The example of the paper is to transform a program that computes "same-generation cousins". The database contains a child-parent relation represented by expressions of the form "par(c,p)", which states that the parent of c is p. The same-generation cousins relation can be defined by the following rules:

      sg(X,X).
      sg(X,Y) <- par(X,Xp), par(Y,Yp), sg(Xp,Yp).

The first rule states that everyone is his own cousin. The second says that X and Y are cousins if their parents are cousins. We wish to compute same-generation cousins for a particular individual "a" using the query sg(a,X). A straightforward "top-down" Prolog implementation can take exponential time using these rules. A "bottom-up" approach is faster (perhaps O(n^3)), but still wastes time computing sg tuples which are never used in the solution of the query.

To improve on this the authors define a "magic set" of individuals that limits the generation of sg tuples to just those needed to solve the query. A key observation is that each sg(b,c) "fact" that is used to generate sg(a,X) answers must have b as an ancestor to a.

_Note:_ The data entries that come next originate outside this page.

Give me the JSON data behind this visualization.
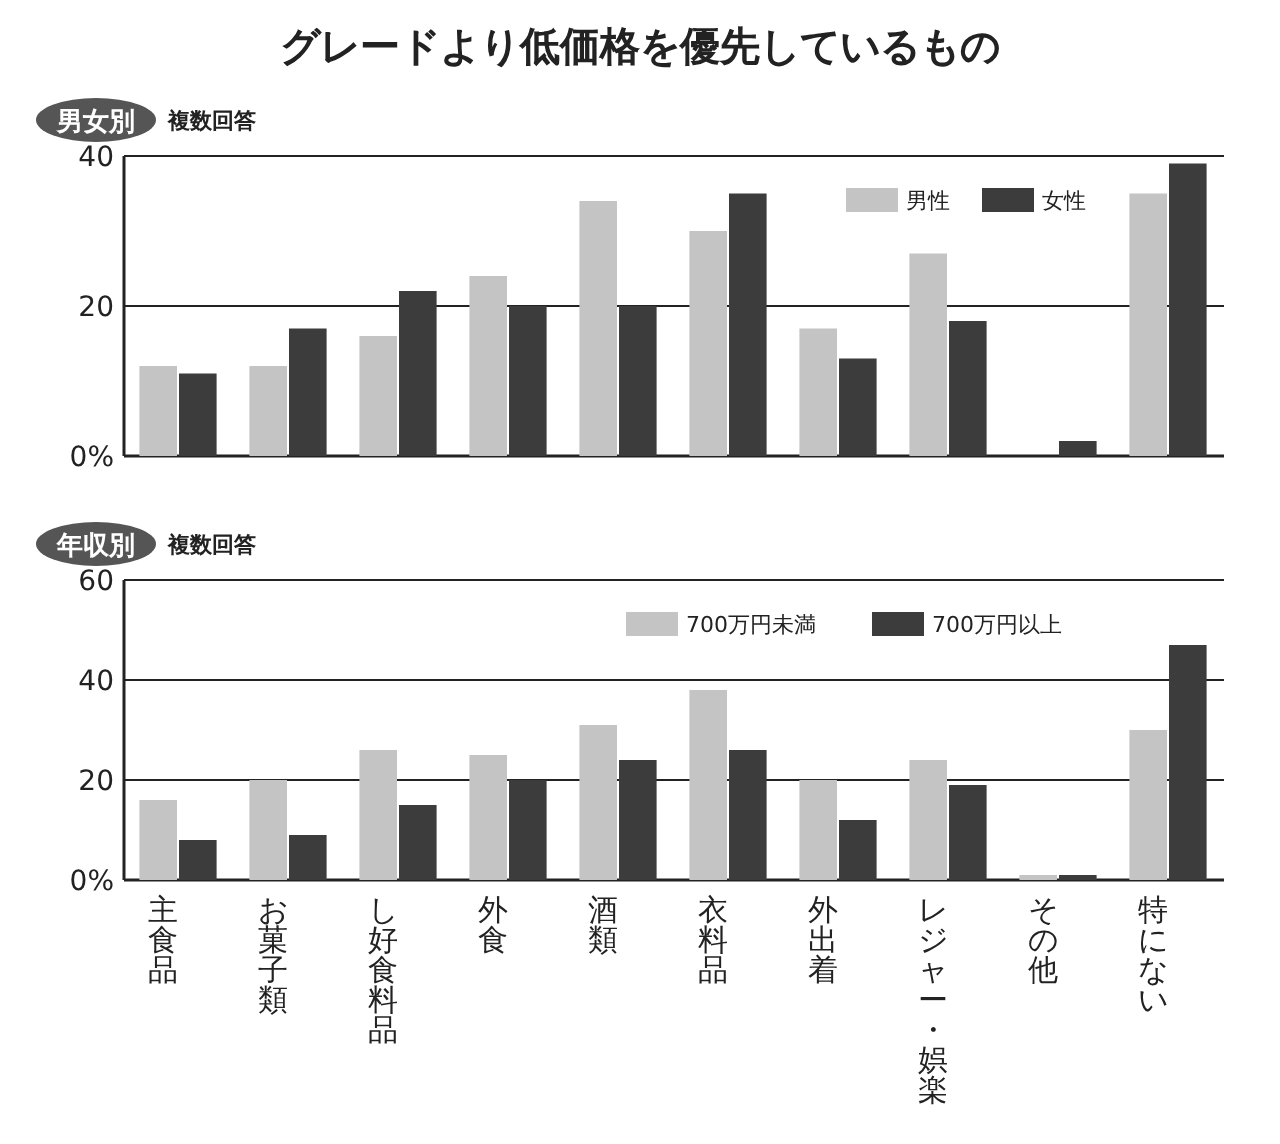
{
  "chart_data": [
    {
      "type": "bar",
      "title": "グレードより低価格を優先しているもの",
      "subtitle": "男女別",
      "annotations": [
        "複数回答"
      ],
      "categories": [
        null,
        null,
        null,
        null,
        null,
        null,
        null,
        null,
        null,
        null
      ],
      "series": [
        {
          "name": "男性",
          "color": "#c4c4c4",
          "values": [
            12,
            12,
            16,
            24,
            34,
            30,
            17,
            27,
            0,
            35
          ]
        },
        {
          "name": "女性",
          "color": "#3c3c3c",
          "values": [
            11,
            17,
            22,
            20,
            20,
            35,
            13,
            18,
            2,
            39
          ]
        }
      ],
      "ylim": [
        0,
        40
      ],
      "yticks": [
        {
          "value": 0,
          "label": "0%"
        },
        20,
        40
      ],
      "grid": "y",
      "legend": "top right",
      "tick_labels": "y"
    },
    {
      "type": "bar",
      "subtitle": "年収別",
      "annotations": [
        "複数回答"
      ],
      "categories": [
        "主食品",
        "お菓子類",
        "し好食料品",
        "外食",
        "酒類",
        "衣料品",
        "外出着",
        "レジャー・娯楽",
        "その他",
        "特にない"
      ],
      "series": [
        {
          "name": "700万円未満",
          "color": "#c4c4c4",
          "values": [
            16,
            20,
            26,
            25,
            31,
            38,
            20,
            24,
            1,
            30
          ]
        },
        {
          "name": "700万円以上",
          "color": "#3c3c3c",
          "values": [
            8,
            9,
            15,
            20,
            24,
            26,
            12,
            19,
            1,
            47
          ]
        }
      ],
      "ylim": [
        0,
        60
      ],
      "yticks": [
        {
          "value": 0,
          "label": "0%"
        },
        20,
        40,
        60
      ],
      "grid": "y",
      "legend": "top right"
    }
  ]
}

This leads to the following definition of the magic set and rewritten sg rules:

      magic(a).
      magic(U) <- magic(V), par(V,U).     -- defines ancestors of "a"

      sg(X,X) <- magic(X).
      sg(X,Y) <- magic(X), par(X,Xp), par(Y,Yp), sg(Xp,Yp).

These rules give a more efficient bottom-up evaluation of the query.

The authors present an algorithm which computes the magic set transformation for a class of Datalog programs involving "linear" recursion. Two other methods are presented, "counting" and "reverse counting", which are less generally applicable but possibly more efficient. These three methods, along with a fourth from another paper, are compared asymptotically for example relations with different patterns of data. It turns out that no one algorithm is always best -- one must know the relation contents to make good optimization decisions. The authors emphasize the difficulty of defining an "optimal" way to evaluate queries.